Last Friday, Google asked the court overseeing the antitrust litigation brought by Epic Games and Match Group to disallow their requested pleading amendment relating to an initiative known within Google as “Project Hug.”

According to Google, the bid to alter their theory of liability comes too late and would prejudice the defendant by depriving it of the ability to conduct claim-related discovery.

Google received lawsuits over the illegality of app store policies and practices under federal and state antitrust laws beginning in August 2020, when Epic sued both it and Apple. That case is on appeal before the Ninth Circuit at both parties’ behest after the district court issued a mixed ruling but found no monopolization of the iOS app distribution market on part of Apple.

The parallel cases against Google make similar allegations: by charging up to a 30% commission on apps sold in the Play Store, in combination with other policies, Google became the only distribution channel for app developers to reach Android OS users, thereby violating the Sherman Act’s prohibition on illegal restraints of trade and monopoly.

Match’s Northern District of California suit, filed in May 2022, echoes the allegations leveled by Epic and also targets Google’s recently initiated policy requiring certain app developers use its proprietary billing system.
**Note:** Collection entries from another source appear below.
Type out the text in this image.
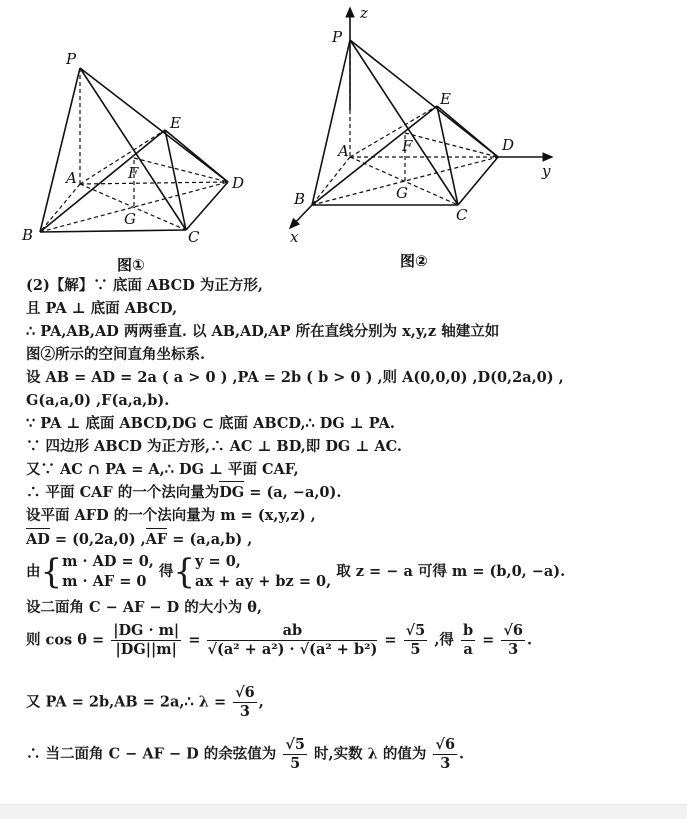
P
E
A	F
D
G
B	C
图①
z
P
E
A	F	D
y
B	G
C
x
图②
(2)【解】∵ 底面 ABCD 为正方形,
且 PA ⊥ 底面 ABCD,
∴ PA,AB,AD 两两垂直. 以 AB,AD,AP 所在直线分别为 x,y,z 轴建立如
图②所示的空间直角坐标系.
设 AB = AD = 2a ( a > 0 ) ,PA = 2b ( b > 0 ) ,则 A(0,0,0) ,D(0,2a,0) ,
G(a,a,0) ,F(a,a,b).
∵ PA ⊥ 底面 ABCD,DG ⊂ 底面 ABCD,∴ DG ⊥ PA.
∵ 四边形 ABCD 为正方形,∴ AC ⊥ BD,即 DG ⊥ AC.
又∵ AC ∩ PA = A,∴ DG ⊥ 平面 CAF,
∴ 平面 CAF 的一个法向量为DG = (a, −a,0).
设平面 AFD 的一个法向量为 m = (x,y,z) ,
AD = (0,2a,0) ,AF = (a,a,b) ,
由{ m · AD = 0,
m · AF = 0
得{ y = 0,
ax + ay + bz = 0,
取 z = − a 可得 m = (b,0, −a).
设二面角 C − AF − D 的大小为 θ,
则 $\cos \theta = \frac{|DG \cdot m|}{|DG||m|} = \frac{ab}{\text{√(a² + a²) · √(a² + b²)}} = \frac{√5}{5}$ ,得 $\frac{b}{a} = \frac{√6}{3}$ .
又 PA = 2b,AB = 2a,∴ $\lambda = \frac{√6}{3}$ ,
∴ 当二面角 C − AF − D 的余弦值为 $\frac{√5}{5}$ 时,实数 λ 的值为 $\frac{√6}{3}$ .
Google responded that Match breached the parties’ agreement, a counterclaim that the court upheld in September 2022.

Now, fact discovery has closed and Google is seeking to head off Epic and Match’s attempt to “transform the case” by seeking to introduce “a fundamentally new theory of liability after the close of fact discovery and ten months after the deadline to amend the pleadings.”
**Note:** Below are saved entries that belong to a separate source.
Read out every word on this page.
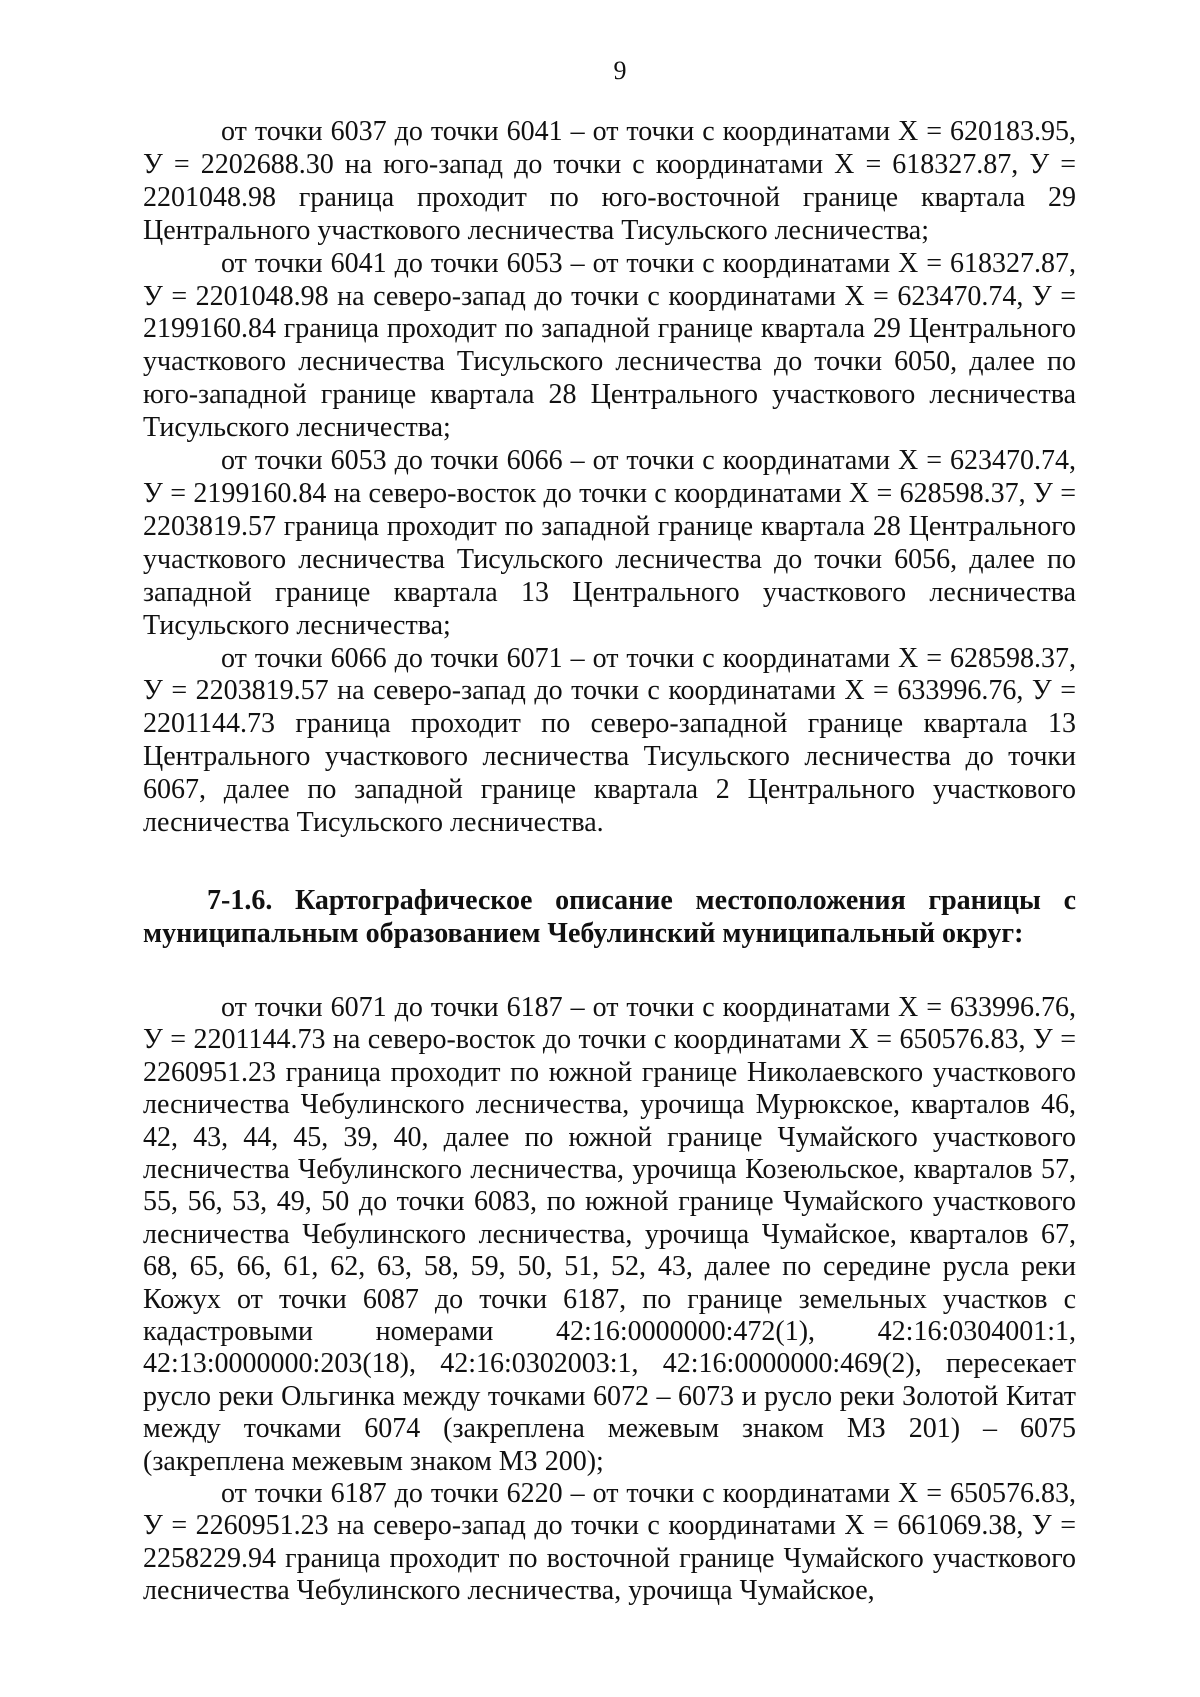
9

от точки 6037 до точки 6041 – от точки с координатами Х = 620183.95, У = 2202688.30 на юго-запад до точки с координатами Х = 618327.87, У = 2201048.98 граница проходит по юго-восточной границе квартала 29 Центрального участкового лесничества Тисульского лесничества;

от точки 6041 до точки 6053 – от точки с координатами Х = 618327.87, У = 2201048.98 на северо-запад до точки с координатами Х = 623470.74, У = 2199160.84 граница проходит по западной границе квартала 29 Центрального участкового лесничества Тисульского лесничества до точки 6050, далее по юго-западной границе квартала 28 Центрального участкового лесничества Тисульского лесничества;

от точки 6053 до точки 6066 – от точки с координатами Х = 623470.74, У = 2199160.84 на северо-восток до точки с координатами Х = 628598.37, У = 2203819.57 граница проходит по западной границе квартала 28 Центрального участкового лесничества Тисульского лесничества до точки 6056, далее по западной границе квартала 13 Центрального участкового лесничества Тисульского лесничества;

от точки 6066 до точки 6071 – от точки с координатами Х = 628598.37, У = 2203819.57 на северо-запад до точки с координатами Х = 633996.76, У = 2201144.73 граница проходит по северо-западной границе квартала 13 Центрального участкового лесничества Тисульского лесничества до точки 6067, далее по западной границе квартала 2 Центрального участкового лесничества Тисульского лесничества.

7-1.6. Картографическое описание местоположения границы с муниципальным образованием Чебулинский муниципальный округ:

от точки 6071 до точки 6187 – от точки с координатами Х = 633996.76, У = 2201144.73 на северо-восток до точки с координатами Х = 650576.83, У = 2260951.23 граница проходит по южной границе Николаевского участкового лесничества Чебулинского лесничества, урочища Мурюкское, кварталов 46, 42, 43, 44, 45, 39, 40, далее по южной границе Чумайского участкового лесничества Чебулинского лесничества, урочища Козеюльское, кварталов 57, 55, 56, 53, 49, 50 до точки 6083, по южной границе Чумайского участкового лесничества Чебулинского лесничества, урочища Чумайское, кварталов 67, 68, 65, 66, 61, 62, 63, 58, 59, 50, 51, 52, 43, далее по середине русла реки Кожух от точки 6087 до точки 6187, по границе земельных участков с кадастровыми номерами 42:16:0000000:472(1), 42:16:0304001:1, 42:13:0000000:203(18), 42:16:0302003:1, 42:16:0000000:469(2), пересекает русло реки Ольгинка между точками 6072 – 6073 и русло реки Золотой Китат между точками 6074 (закреплена межевым знаком МЗ 201) – 6075 (закреплена межевым знаком МЗ 200);

от точки 6187 до точки 6220 – от точки с координатами Х = 650576.83, У = 2260951.23 на северо-запад до точки с координатами Х = 661069.38, У = 2258229.94 граница проходит по восточной границе Чумайского участкового лесничества Чебулинского лесничества, урочища Чумайское,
According to Match’s November motion, both plaintiffs seek to add “new counts aris[ing] out of anticompetitive agreements between Google and app developers that were contemplating the launch of competing Android app stores or distributing their apps outside of Google Play.”
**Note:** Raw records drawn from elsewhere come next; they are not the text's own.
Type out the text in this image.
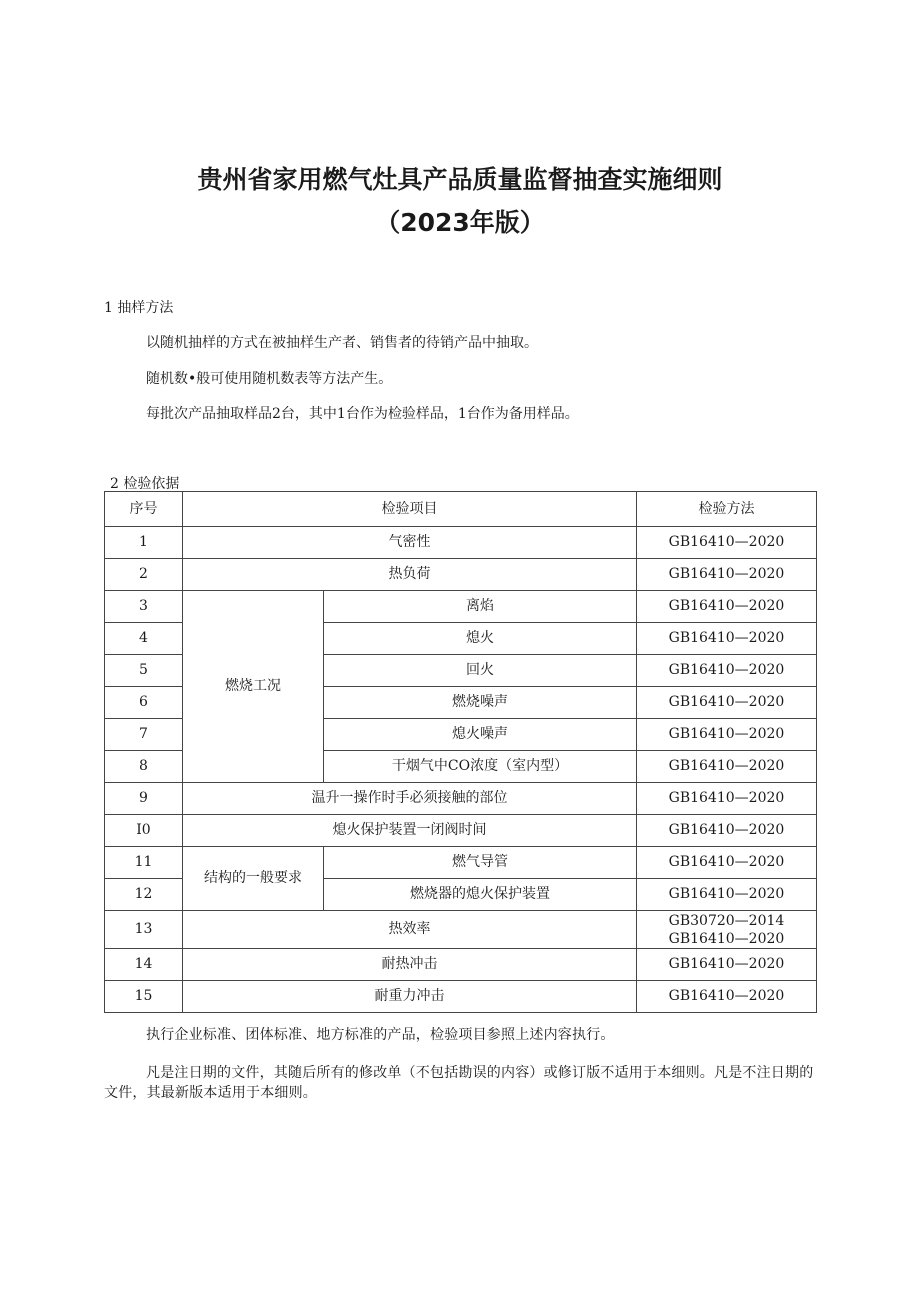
贵州省家用燃气灶具产品质量监督抽查实施细则
（2023年版）
1 抽样方法
以随机抽样的方式在被抽样生产者、销售者的待销产品中抽取。
随机数•般可使用随机数表等方法产生。
每批次产品抽取样品2台，其中1台作为检验样品，1台作为备用样品。
2 检验依据
序号	检验项目		检验方法
1	气密性		GB16410—2020
2	热负荷		GB16410—2020
3	燃烧工况	离焰	GB16410—2020
4		熄火	GB16410—2020
5		回火	GB16410—2020
6		燃烧噪声	GB16410—2020
7		熄火噪声	GB16410—2020
8		干烟气中CO浓度（室内型）	GB16410—2020
9	温升一操作时手必须接触的部位		GB16410—2020
I0	熄火保护装置一闭阀时间		GB16410—2020
11	结构的一般要求	燃气导管	GB16410—2020
12		燃烧器的熄火保护装置	GB16410—2020
13	热效率		GB30720—2014
GB16410—2020

14	耐热冲击		GB16410—2020
15	耐重力冲击		GB16410—2020
执行企业标准、团体标准、地方标准的产品，检验项目参照上述内容执行。
凡是注日期的文件，其随后所有的修改单（不包括勘误的内容）或修订版不适用于本细则。凡是不注日期的文件，其最新版本适用于本细则。
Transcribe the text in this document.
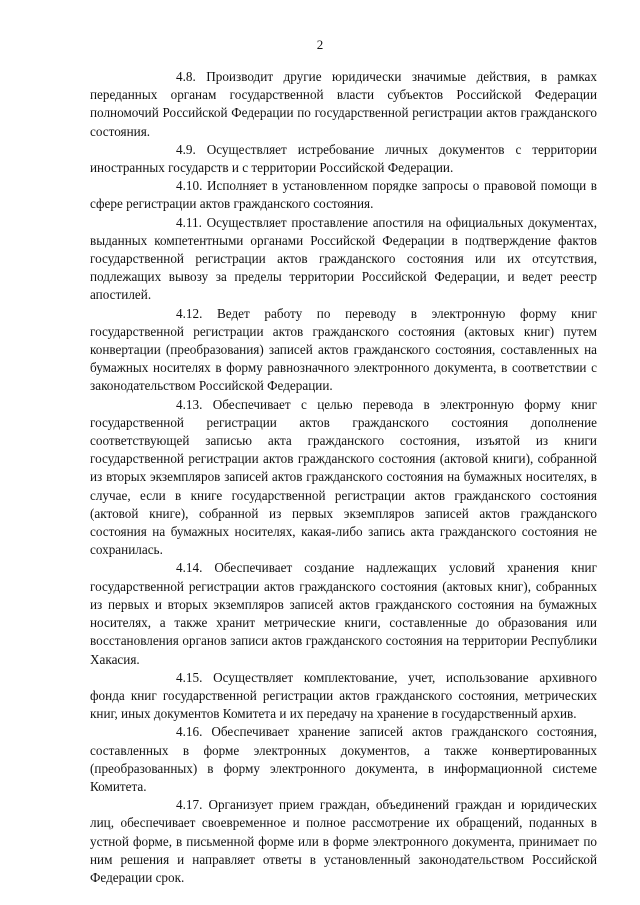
2

4.8. Производит другие юридически значимые действия, в рамках переданных органам государственной власти субъектов Российской Федерации полномочий Российской Федерации по государственной регистрации актов гражданского состояния.

4.9. Осуществляет истребование личных документов с территории иностранных государств и с территории Российской Федерации.

4.10. Исполняет в установленном порядке запросы о правовой помощи в сфере регистрации актов гражданского состояния.

4.11. Осуществляет проставление апостиля на официальных документах, выданных компетентными органами Российской Федерации в подтверждение фактов государственной регистрации актов гражданского состояния или их отсутствия, подлежащих вывозу за пределы территории Российской Федерации, и ведет реестр апостилей.

4.12. Ведет работу по переводу в электронную форму книг государственной регистрации актов гражданского состояния (актовых книг) путем конвертации (преобразования) записей актов гражданского состояния, составленных на бумажных носителях в форму равнозначного электронного документа, в соответствии с законодательством Российской Федерации.

4.13. Обеспечивает с целью перевода в электронную форму книг государственной регистрации актов гражданского состояния дополнение соответствующей записью акта гражданского состояния, изъятой из книги государственной регистрации актов гражданского состояния (актовой книги), собранной из вторых экземпляров записей актов гражданского состояния на бумажных носителях, в случае, если в книге государственной регистрации актов гражданского состояния (актовой книге), собранной из первых экземпляров записей актов гражданского состояния на бумажных носителях, какая-либо запись акта гражданского состояния не сохранилась.

4.14. Обеспечивает создание надлежащих условий хранения книг государственной регистрации актов гражданского состояния (актовых книг), собранных из первых и вторых экземпляров записей актов гражданского состояния на бумажных носителях, а также хранит метрические книги, составленные до образования или восстановления органов записи актов гражданского состояния на территории Республики Хакасия.

4.15. Осуществляет комплектование, учет, использование архивного фонда книг государственной регистрации актов гражданского состояния, метрических книг, иных документов Комитета и их передачу на хранение в государственный архив.

4.16. Обеспечивает хранение записей актов гражданского состояния, составленных в форме электронных документов, а также конвертированных (преобразованных) в форму электронного документа, в информационной системе Комитета.

4.17. Организует прием граждан, объединений граждан и юридических лиц, обеспечивает своевременное и полное рассмотрение их обращений, поданных в устной форме, в письменной форме или в форме электронного документа, принимает по ним решения и направляет ответы в установленный законодательством Российской Федерации срок.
Match’s filing specifies that some agreements were designed to, and did, stop developers from launching competing app stores, an alleged per se violation of the antitrust laws, while others were designed to, and did, prevent developers from making Android apps available outside Google Play. 

Google asserts that instead, “these agreements reflect a competitive effort by Google to provide more value to key customers in order to win their business and, in turn, enhance the value of the Play store for users.”

By arguing that Project Hug agreements violated Section 1 of the Sherman Act per se, the plaintiffs are attempting, at the eleventh hour, to dispense with the need to show anticompetitive effects or address procompetitive justifications, Google says. The opposition also alleges that the plaintiffs’ gambit tries to inject a new and different question into the mix: whether there is evidence of a tacit agreement not to compete. 

In addition to being too late, Google says allowing amendment would prejudice it as it has not had the reason to seek discovery on the details of alleged horizontal agreements. Lastly, the defendant presses that the claims should not be allowed because they fail on the merits.

Match Group is represented by Hueston Hennigan LLP , Epic by Faegre Drinker Biddle & Reath LLP and Cravath, Swaine & Moore LLP, and Google by Morgan, Lewis & Bockius LLP and O’Melveny Myers LLP.